At Greenwich Park, she will compete with a horse named Rhapsody who she just started riding on less than two months ago when her other horse came down with an injury.
For the past two years, Frawley’s training has been a roller-coaster ride. She has had to compete on barrowed and loaned horses to gain the experience and ranking points necessary to qualify for the Paralympic Games, so another injury to her horse is nothing new.
“You never know with horses, they’re so unreliable,” Frawley said. “I’ve done a lot of training in a short space of time to build up a partnership with this horse.

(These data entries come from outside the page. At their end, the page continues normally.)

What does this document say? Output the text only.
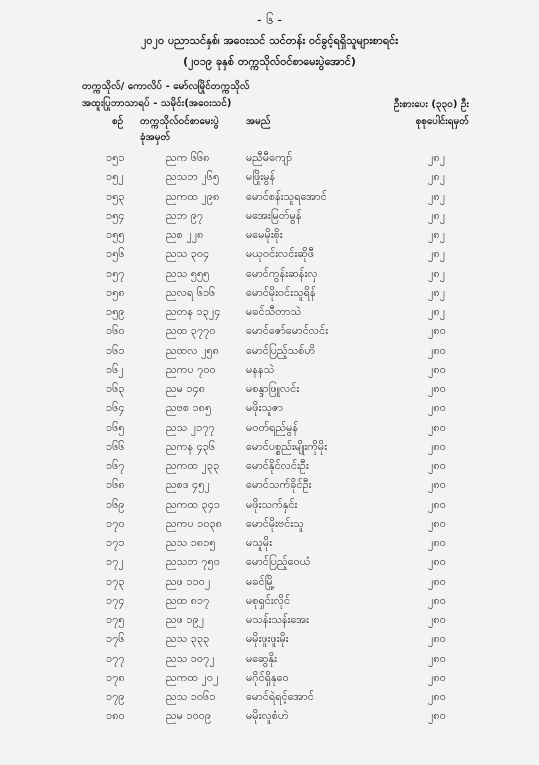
- ၆ -
၂၀၂၀ ပညာသင်နှစ်၊ အဝေးသင် သင်တန်း ဝင်ခွင့်ရရှိသူများစာရင်း
(၂၀၁၉ ခုနှစ် တက္ကသိုလ်ဝင်စာမေးပွဲအောင်)
တက္ကသိုလ်/ ကောလိပ် - မော်လမြိုင်တက္ကသိုလ်
အထူးပြုဘာသာရပ် - သမိုင်း(အဝေးသင်)	ဦးစားပေး (၃၃၀) ဦး
စဉ် တက္ကသိုလ်ဝင်စာမေးပွဲ	အမည်	စုစုပေါင်းရမှတ်
ခုံအမှတ်
၁၅၁	ညက ၆၆၈	မညီမီကျော်	၂၈၂
၁၅၂	ညသဘ ၂၆၅ မဖြိုးမွန်	၂၈၂
၁၅၃	ညကထ ၂၉၈ မောင်စန်းသူရအောင်	၂၈၂
၁၅၄	ညဘ ၉၇	မအေးမြတ်မွန်	၂၈၂
၁၅၅	ညစ ၂၂၈	မမေမိုးစိုး	၂၈၂
၁၅၆	ညသ ၃၀၄	မယုဝင်းလင်းဆိုဖီ	၂၈၂
၁၅၇	ညသ ၅၅၅	မောင်ကွန်းဆန်းလှ	၂၈၂
၁၅၈	ညလရ ၆၁၆	မောင်မိုးဝင်းသူရိန်	၂၈၂
၁၅၉	ညတန ၁၃၂၄ မခင်သီတာသဲ	၂၈၂
၁၆၀	ညထ ၃၇၇၀	မောင်ဇော်မောင်လင်း	၂၈၀
၁၆၁	ညထလ ၂၅၈ မောင်ပြည့်သစ်ဟိ	၂၈၀
၁၆၂	ညကပ ၇၀၀	မနနသဲ	၂၈၀
၁၆၃	ညမ ၁၄၈	မစန္ဒာဖြူလင်း	၂၈၀
၁၆၄	ညဗစ ၁၈၅	မဖိုးသူဇာ	၂၈၀
၁၆၅	ညသ ၂၁၇၇	မဝတ်ရည်မွန်	၂၈၀
၁၆၆	ညကန ၄၃၆	မောင်ပစ္စည်းမျိုးကိုမိုး	၂၈၀
၁၆၇	ညကထ ၂၃၃ မောင်နိုင်လင်းဦး	၂၈၀
၁၆၈	ညစဒ ၄၅၂	မောင်သက်ခိုင်ဦး	၂၈၀
၁၆၉	ညကထ ၃၄၁ မဖိုးသက်နှင်း	၂၈၀
၁၇၀	ညကပ ၁၀၃၈ မောင်မိုးဗင်းသူ	၂၈၀
၁၇၁	ညသ ၁၈၁၅	မသူမိုး	၂၈၀
၁၇၂	ညသဘ ၇၅၀ မောင်ပြည့်ဝေယံ	၂၈၀
၁၇၃	ညဖ ၁၁၀၂	မခင်မြို့	၂၈၀
၁၇၄	ညထ ၈၁၇	မစုရှင်းလိုင်	၂၈၀
၁၇၅	ညဖ ၁၉၂	မသန်းသန်းအေး	၂၈၀
၁၇၆	ညသ ၃၃၃	မမိုးဖူးဖူးမိုး	၂၈၀
၁၇၇	ညသ ၁၀၇၂	မဆွေနိုး	၂၈၀
၁၇၈	ညကထ ၂၀၂ မဂိုင်ရှိနုဝေ	၂၈၀
၁၇၉	ညသ ၁၀၆၁	မောင်ရဲရင့်အောင်	၂၈၀
၁၈၀	ညမ ၁၀၀၉	မမိုးလူစံဟဲ	၂၈၀
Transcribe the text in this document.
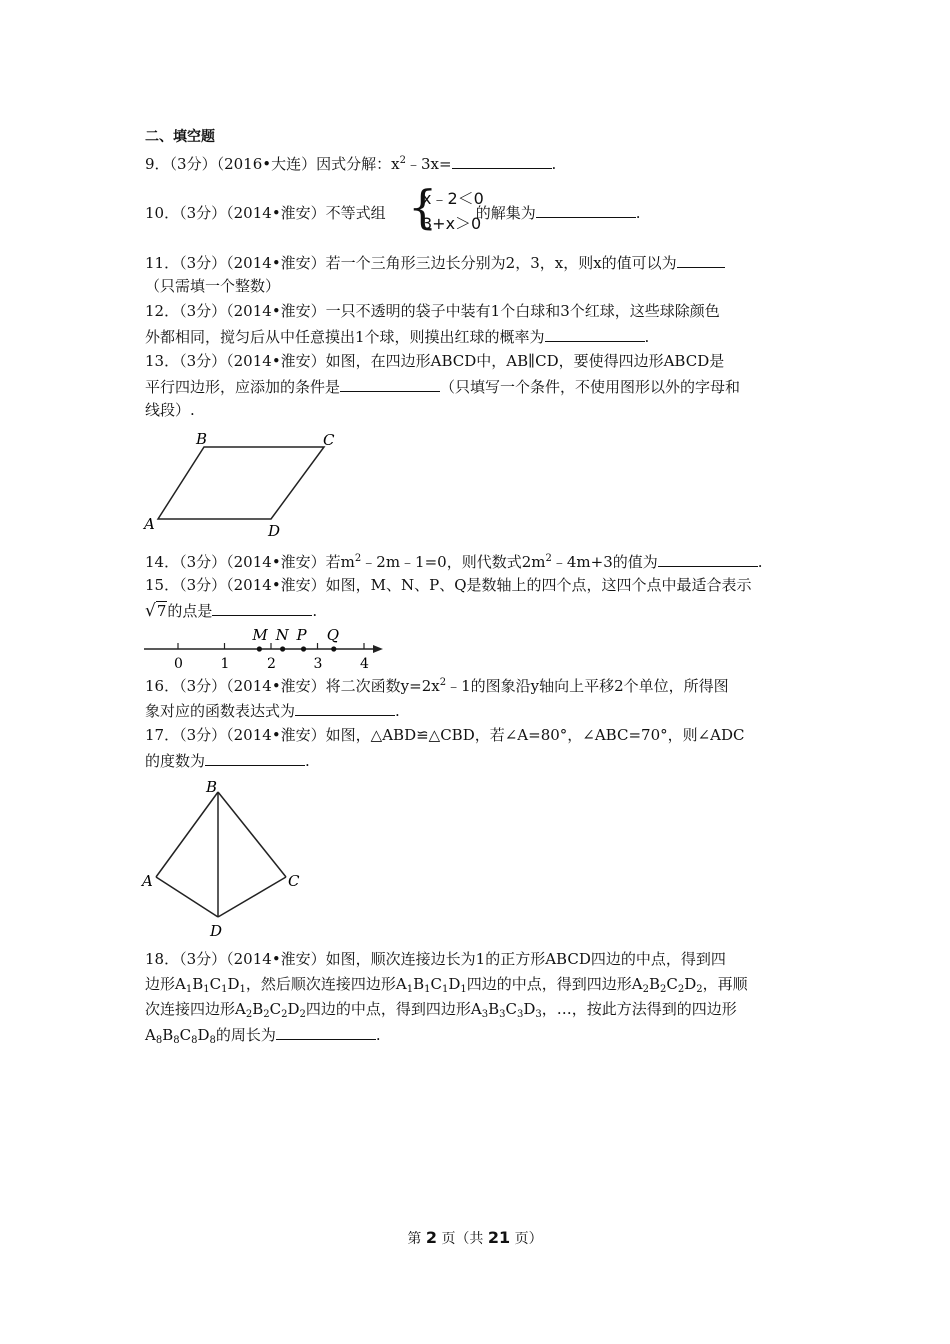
二、填空题
9．（3分）（2016•大连）因式分解：$x^2﹣3x=$	.
10．（3分）（2014•淮安）不等式组	的解集为	.
{
x﹣2＜0
3+x＞0
11．（3分）（2014•淮安）若一个三角形三边长分别为2，3，x，则x的值可以为
（只需填一个整数）
12．（3分）（2014•淮安）一只不透明的袋子中装有1个白球和3个红球，这些球除颜色
外都相同，搅匀后从中任意摸出1个球，则摸出红球的概率为	.
13．（3分）（2014•淮安）如图，在四边形ABCD中，AB∥CD，要使得四边形ABCD是
平行四边形，应添加的条件是	（只填写一个条件，不使用图形以外的字母和
线段）.
A
B	C
D
14．（3分）（2014•淮安）若$m^2﹣2m﹣1=0$，则代数式$2m^2﹣4m+3$的值为	.
15．（3分）（2014•淮安）如图，M、N、P、Q是数轴上的四个点，这四个点中最适合表示
√7的点是	.
0	1	2	3	4
M N P Q
16．（3分）（2014•淮安）将二次函数$y=2x^2﹣1$的图象沿y轴向上平移2个单位，所得图
象对应的函数表达式为	.
17．（3分）（2014•淮安）如图，△ABD≌△CBD，若∠A=80°，∠ABC=70°，则∠ADC
的度数为	.
A
B
C
D
18．（3分）（2014•淮安）如图，顺次连接边长为1的正方形ABCD四边的中点，得到四
边形$A_1B_1C_1D_1$，然后顺次连接四边形$A_1B_1C_1D_1$四边的中点，得到四边形$A_2B_2C_2D_2$，再顺
次连接四边形$A_2B_2C_2D_2$四边的中点，得到四边形$A_3B_3C_3D_3$，…，按此方法得到的四边形
$A_8B_8C_8D_8$的周长为	.
第 2 页（共 21 页）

“Because horses are so unpredictable, it’s not like you’re out there just running or swimming by yourself. You do have this other living being there to take on board. You just never know what’s going to happen.”
Frawley actually put an advertisement on the British Dressage website this spring when she was looking for a new horse, and another para-rider responded and even offered her a back-up horse as well if anything else were to happen.
“I think she kind of liked my story,” Frawley said.
“For somebody who doesn’t even know me, she just jumped straight in with both feet and has been so supportive because she would really like her horse to go to the Paralympics. She knows she’s not going to be riding it this time, but in four years she might be on Team GB.”
The Equestrian events at the Paralympics take place from 30 August – 4 September, and at this point Frawley believes she will be ready for anything, taking into account everything she has already had to overcome.
“There’s been times where I thought this is an awful lot of work and I’m so tired,” Frawley said. “But if I don’t really give this 100 per cent, then I’ll regret it for the rest of my life.”